Toadstools

     As summer ends, toadstools seem to appear from nowhere.

     Technically speaking, a toadstool is a mushroom is a fungus — the same. They are all the fleshy, fruiting bodies growing above ground with a stem, a cap and pores or gills. While it may seem they pop up overnight after a rain, they have been growing for days or weeks. Beneath ground, their inner-connecting root systems can tangle over great distances. (In Oregon, a giant mushroom infiltrates 2,200 underground acres.) Rain gives them the growth spurt to pop above the grass.

     Mushrooms (and toadstools) can look like balls, coral, cups, saucers, shelves on a tree trunk or stump, sponges, icicles and even cauliflower. This diversity of design, according to www.americanmushrooms.com, helps ensure their successful reproduction.

     Toadstools seem to be the name we non-mycologists give to mushrooms we wouldn’t think of eating. 

     Only about 250 of some 10,000 species of mushrooms in North America are edible. Many others can make you sick or worse. Mushroom or toadstool, don’t eat it unless you are 100 percent sure of its identity.

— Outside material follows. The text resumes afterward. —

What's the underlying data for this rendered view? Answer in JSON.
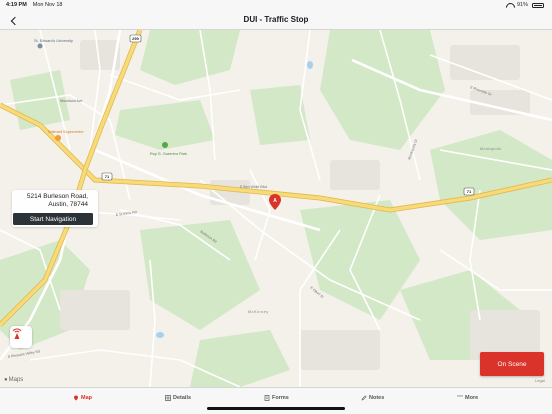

     Mushroom or toadstool, like all species of fungi they carry out important work decomposing dead organic matter. Many are uniquely adapted to decompose very specific materials, such as lignin in wood. Without them, the nutrients in the dead wood could not return to the soil.

     The complex role that fungi play in plant and forest ecology, as well as their medicinal properties, is, like their roots, a big subject we’re just untangling.